Polish farmers dump Ukrainian grain, kyiv angry


Polish farmers block a highway in Ryki, February 20, 2024 (AFP/Sergei GAPON)

Polish farmers opened two Ukrainian freight wagons at the border on Tuesday and dumped grain on the tracks, police said, angering Kiev.

Farmers are blocking Ukrainian trucks from entering Poland to protest what they consider “unfair competition”, creating tensions between the two neighbors.

Polish farmers launched this new protest movement by blocking around a hundred roads and border crossing points, in particular to denounce Ukrainian agri-food imports deemed “uncontrolled” and to demand a review of European rules.

These actions are part of a broad movement of protests by farmers across the European continent against the importation of cheaper products.

“A group of farmers entered the railway line which runs alongside the blocked road and remained (…) for a few minutes. There was no use of force. We observed the spilling of a small quantity of grain on the tracks,” the Przemysl police spokesperson told AFP.

Poland strongly supports Ukraine in its fight against the Russian invasion, but protests by disgruntled Polish farmers have angered Ukrainian authorities.

Trucks displaying Ukrainian messages and flags during a protest against the border blockade by Polish farmers at the Rava-Ruska crossing point, February 20, 2024

Trucks displaying Ukrainian messages and flags during a demonstration against the border blockade by Polish farmers at the Rava-Ruska crossing point, February 20, 2024 (AFP/YURIY DYACHYSHYN)

Reacting to the incident in Medyka (a Polish town on the border with Ukraine), Ukrainian Agriculture Minister Mykola Solsky said that Kiev “strongly condemns such forms of protest”, adding that the freight car was transporting corn to Germany.

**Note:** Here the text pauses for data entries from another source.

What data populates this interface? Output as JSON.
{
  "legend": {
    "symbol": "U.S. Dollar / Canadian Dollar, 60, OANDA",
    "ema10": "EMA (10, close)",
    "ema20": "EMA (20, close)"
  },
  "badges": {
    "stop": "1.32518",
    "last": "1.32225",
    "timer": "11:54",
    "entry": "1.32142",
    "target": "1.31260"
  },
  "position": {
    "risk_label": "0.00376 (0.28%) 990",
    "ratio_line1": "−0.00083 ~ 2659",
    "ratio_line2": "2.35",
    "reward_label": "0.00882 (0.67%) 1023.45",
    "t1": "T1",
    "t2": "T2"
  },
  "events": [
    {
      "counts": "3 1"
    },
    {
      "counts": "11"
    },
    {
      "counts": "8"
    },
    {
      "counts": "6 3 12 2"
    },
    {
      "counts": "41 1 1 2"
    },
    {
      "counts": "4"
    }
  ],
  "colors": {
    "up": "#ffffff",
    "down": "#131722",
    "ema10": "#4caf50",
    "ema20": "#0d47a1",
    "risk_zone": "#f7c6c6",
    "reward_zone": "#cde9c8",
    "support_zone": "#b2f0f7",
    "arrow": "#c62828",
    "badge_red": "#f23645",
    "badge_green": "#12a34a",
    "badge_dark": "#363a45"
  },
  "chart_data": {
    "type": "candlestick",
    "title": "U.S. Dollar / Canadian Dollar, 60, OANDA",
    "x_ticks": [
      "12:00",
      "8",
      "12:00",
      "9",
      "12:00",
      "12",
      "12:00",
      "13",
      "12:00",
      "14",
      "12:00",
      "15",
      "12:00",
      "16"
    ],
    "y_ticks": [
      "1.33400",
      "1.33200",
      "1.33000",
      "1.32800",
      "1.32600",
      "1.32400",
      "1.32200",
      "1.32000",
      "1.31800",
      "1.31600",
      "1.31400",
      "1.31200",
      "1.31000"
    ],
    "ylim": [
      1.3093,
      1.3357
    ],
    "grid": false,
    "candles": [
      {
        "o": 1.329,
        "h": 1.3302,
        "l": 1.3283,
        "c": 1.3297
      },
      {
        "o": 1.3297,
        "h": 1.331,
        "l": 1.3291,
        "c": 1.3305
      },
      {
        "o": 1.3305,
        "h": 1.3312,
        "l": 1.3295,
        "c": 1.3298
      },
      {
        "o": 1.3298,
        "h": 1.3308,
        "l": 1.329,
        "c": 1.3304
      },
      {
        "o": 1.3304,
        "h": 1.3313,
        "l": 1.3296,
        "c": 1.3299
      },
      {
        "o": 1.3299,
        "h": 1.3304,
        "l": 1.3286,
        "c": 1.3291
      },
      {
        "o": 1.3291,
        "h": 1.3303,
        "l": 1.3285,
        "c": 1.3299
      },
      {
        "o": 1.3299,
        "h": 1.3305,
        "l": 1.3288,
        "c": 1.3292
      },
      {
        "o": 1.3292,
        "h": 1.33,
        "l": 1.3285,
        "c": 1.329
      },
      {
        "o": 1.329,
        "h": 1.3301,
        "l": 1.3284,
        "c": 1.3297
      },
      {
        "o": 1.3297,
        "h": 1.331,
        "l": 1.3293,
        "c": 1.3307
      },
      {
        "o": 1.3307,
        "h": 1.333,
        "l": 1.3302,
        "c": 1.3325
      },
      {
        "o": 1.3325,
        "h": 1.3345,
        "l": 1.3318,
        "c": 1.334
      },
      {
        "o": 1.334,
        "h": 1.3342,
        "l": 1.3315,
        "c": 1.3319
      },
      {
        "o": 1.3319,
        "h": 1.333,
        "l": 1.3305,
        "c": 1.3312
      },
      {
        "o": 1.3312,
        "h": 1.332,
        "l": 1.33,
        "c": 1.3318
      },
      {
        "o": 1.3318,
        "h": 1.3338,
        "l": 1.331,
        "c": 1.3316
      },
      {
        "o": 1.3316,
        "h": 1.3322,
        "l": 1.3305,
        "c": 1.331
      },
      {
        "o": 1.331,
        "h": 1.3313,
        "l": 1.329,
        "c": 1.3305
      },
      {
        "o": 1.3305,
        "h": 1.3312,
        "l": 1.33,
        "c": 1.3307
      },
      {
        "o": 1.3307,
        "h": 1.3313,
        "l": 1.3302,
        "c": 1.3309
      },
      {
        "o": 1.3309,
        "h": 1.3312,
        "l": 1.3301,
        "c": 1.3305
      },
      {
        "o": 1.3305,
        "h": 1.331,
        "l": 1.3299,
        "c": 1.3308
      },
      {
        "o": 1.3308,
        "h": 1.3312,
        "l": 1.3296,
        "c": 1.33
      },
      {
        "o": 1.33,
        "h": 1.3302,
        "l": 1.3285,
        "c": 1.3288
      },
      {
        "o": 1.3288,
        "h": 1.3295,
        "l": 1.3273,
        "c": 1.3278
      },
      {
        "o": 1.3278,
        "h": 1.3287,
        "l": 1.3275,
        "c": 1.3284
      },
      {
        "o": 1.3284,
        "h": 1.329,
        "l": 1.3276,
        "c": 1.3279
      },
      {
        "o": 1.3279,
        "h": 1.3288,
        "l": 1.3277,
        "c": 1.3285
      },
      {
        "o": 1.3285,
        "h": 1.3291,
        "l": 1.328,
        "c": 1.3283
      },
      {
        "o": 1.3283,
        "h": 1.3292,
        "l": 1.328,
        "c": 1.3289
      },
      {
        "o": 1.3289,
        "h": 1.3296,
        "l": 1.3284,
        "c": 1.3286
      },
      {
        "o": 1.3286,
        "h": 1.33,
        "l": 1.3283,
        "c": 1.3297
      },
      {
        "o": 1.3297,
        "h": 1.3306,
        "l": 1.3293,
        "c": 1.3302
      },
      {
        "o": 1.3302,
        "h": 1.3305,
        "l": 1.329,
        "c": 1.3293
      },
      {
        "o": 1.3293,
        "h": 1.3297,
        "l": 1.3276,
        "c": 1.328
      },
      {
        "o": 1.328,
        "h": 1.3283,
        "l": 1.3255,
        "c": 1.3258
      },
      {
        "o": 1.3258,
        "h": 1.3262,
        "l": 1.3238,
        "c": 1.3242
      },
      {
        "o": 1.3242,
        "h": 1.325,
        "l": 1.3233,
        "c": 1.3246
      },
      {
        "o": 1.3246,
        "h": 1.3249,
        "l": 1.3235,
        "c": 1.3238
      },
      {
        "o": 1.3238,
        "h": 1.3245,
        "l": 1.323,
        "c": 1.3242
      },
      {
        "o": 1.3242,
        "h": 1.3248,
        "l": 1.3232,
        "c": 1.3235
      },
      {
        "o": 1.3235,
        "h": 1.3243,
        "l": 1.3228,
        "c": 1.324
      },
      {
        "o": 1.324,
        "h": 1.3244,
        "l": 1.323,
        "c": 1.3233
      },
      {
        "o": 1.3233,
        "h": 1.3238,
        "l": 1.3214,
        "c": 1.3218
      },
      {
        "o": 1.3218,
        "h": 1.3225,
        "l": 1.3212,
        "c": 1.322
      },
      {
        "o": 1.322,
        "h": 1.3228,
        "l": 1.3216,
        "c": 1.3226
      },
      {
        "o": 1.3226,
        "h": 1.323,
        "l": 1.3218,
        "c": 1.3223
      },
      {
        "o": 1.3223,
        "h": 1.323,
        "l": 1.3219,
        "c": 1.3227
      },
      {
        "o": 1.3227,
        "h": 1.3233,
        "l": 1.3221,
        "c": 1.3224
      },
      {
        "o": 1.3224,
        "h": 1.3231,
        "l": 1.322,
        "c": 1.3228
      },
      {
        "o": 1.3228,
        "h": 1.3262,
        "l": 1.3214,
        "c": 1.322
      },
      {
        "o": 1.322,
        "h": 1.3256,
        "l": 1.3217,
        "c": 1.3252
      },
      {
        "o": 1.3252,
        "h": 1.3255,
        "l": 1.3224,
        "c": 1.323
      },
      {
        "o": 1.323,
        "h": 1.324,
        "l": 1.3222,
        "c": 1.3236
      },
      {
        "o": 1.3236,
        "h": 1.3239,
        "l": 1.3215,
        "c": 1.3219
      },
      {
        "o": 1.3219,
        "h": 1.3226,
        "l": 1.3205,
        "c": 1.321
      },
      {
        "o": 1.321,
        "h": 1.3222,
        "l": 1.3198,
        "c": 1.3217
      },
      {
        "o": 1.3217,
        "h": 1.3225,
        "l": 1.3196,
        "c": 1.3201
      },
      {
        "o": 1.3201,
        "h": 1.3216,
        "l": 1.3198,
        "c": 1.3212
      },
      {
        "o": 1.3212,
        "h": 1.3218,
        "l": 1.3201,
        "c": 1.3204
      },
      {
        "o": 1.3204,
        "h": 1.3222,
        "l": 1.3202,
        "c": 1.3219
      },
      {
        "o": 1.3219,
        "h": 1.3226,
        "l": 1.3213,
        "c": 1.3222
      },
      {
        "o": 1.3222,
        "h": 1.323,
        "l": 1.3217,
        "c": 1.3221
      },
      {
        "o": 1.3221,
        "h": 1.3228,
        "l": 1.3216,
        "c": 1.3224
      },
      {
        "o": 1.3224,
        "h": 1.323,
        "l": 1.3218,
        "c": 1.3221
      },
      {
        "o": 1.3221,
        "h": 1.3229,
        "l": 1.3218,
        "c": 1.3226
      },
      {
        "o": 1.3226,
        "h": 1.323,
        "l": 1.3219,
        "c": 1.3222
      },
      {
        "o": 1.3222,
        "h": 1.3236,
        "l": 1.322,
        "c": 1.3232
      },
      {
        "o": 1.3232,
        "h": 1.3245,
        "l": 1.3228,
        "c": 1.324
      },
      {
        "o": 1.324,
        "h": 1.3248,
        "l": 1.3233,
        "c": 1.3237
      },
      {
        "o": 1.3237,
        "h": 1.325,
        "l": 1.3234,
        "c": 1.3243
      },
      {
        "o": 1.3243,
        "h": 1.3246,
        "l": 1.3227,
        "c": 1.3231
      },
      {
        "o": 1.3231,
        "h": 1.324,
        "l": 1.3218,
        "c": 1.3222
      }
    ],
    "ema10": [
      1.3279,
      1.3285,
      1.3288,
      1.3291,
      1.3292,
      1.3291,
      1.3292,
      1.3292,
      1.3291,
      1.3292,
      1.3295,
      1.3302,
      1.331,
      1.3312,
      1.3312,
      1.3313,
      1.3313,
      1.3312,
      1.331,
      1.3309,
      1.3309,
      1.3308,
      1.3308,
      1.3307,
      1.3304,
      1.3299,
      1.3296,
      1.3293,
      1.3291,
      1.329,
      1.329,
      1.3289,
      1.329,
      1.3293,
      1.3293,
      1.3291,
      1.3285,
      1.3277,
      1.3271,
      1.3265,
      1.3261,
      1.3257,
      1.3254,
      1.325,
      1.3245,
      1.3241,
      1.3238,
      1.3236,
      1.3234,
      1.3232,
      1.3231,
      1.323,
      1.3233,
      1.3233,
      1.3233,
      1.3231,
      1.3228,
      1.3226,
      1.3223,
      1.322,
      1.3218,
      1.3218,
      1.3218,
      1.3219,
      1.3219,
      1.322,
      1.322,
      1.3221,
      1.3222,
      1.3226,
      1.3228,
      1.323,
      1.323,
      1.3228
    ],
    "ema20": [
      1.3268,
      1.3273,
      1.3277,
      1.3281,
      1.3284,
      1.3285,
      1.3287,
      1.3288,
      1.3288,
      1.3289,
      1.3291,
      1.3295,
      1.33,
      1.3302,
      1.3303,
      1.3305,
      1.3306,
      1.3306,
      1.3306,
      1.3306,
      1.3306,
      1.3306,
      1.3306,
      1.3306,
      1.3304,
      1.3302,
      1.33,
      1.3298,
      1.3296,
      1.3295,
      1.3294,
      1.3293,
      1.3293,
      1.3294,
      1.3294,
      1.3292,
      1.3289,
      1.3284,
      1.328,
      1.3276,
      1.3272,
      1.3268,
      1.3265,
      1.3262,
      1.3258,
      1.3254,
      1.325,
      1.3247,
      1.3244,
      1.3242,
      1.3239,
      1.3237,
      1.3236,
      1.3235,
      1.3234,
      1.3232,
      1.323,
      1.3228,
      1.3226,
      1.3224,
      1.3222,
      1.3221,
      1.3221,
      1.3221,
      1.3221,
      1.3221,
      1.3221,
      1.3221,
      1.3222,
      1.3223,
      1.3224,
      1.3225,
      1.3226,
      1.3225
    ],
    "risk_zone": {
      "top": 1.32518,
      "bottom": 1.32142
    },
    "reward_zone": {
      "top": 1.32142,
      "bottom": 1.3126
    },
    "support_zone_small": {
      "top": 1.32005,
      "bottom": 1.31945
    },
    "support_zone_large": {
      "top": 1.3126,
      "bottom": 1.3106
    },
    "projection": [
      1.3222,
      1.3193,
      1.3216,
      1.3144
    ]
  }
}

“Hindering Ukraine’s trade with other countries around the world is unacceptable and goes against common Ukrainian-Polish goals,” Solsky said in a statement.

Ukraine’s agricultural sector has been upended by the Russian invasion, with many export sites across the Black Sea blocked and farmland rendered unusable by the war.

Ukrainian Infrastructure Minister Oleksandr Kubrakov called the grain incident a “political provocation aimed at dividing our nations.”

Trucks displaying Ukrainian messages and flags during a protest against the border blockade by Polish farmers at the Rava-Ruska crossing point, February 20, 2024

Trucks displaying Ukrainian messages and flags during a demonstration against the border blockade by Polish farmers at the Rava-Ruska crossing point, February 20, 2024 (AFP/YURIY DYACHYSHYN)

“For two years, Ukrainian farmers have been harvesting grain wearing bulletproof vests, under rocket fire and the threat of mines,” Mr. Kubrakov said on X (formerly Twitter), adding that global food security ” depends on Ukrainian grain.

On Tuesday, the Ukrainian Railways group also denounced this action, declaring itself, in a press release, “scandalized by the actions of Polish demonstrators”, calling for an “end to illegal actions”.

The day before, Ukrainian President Volodymyr Zelensky said that the blockade of the Polish border by Polish truckers and farmers demonstrated the “erosion of solidarity” towards his country.

— “Total failure” —

Dozens of tractors flocked to Ryki, 100 kilometers southeast of Warsaw, from where they set off to block the S17 expressway leading to the city of Lublin and further towards the border with Ukraine.

Polish farmers block a highway in Ryki, February 20, 2024

Polish farmers block a highway in Ryki, February 20, 2024 (AFP/Sergei GAPON)

Arriving on the S17, they joined hundreds of other farmers and their tractors, noted AFP journalists.

Farmers displayed white and red Polish flags on their vehicles, with signs reading: “Stop the uncontrolled influx of Ukrainian goods” or “agriculture is slowly dying”.

“I am here so that we abandon the restrictions introduced by the European Union on fallowing, and the Green Deal, and above all so that these Ukrainian products stop flowing in,” Tomasz Golak, owner, told AFP. of around fifteen hectares housing an animal farm and cereal fields.

“This year, wheat is selling for half the price of last year,” he insists.

According to another farmer, Michal Magnuszewski, this is a “total failure” of European policies.

A banner Stop uncontrolled supply of goods from Ukraine hung on a semi-trailer during the blockade by Polish farmers of the Warsaw-Lublin highway, near Ryki, on February 20, 2024

A banner “Stop the uncontrolled supply of goods from Ukraine” hung on a semi-trailer during the blockade by Polish farmers of the highway linking Warsaw to Lublin, near Ryki, on February 20, 2024 (AFP/ Sergei GAPON)

“How can we open the border to something that is not controlled in any way? When we transport something abroad we go through hundreds of different controls whereas there, nothing at all, it arrives here and it’s is everything,” he complains.

Road traffic with Poland has been crucial since the start of this war to allow Ukrainian companies to continue to export. But this situation has angered Polish farmers and transport companies, who complain about Ukrainian tariffs, with which they cannot compete.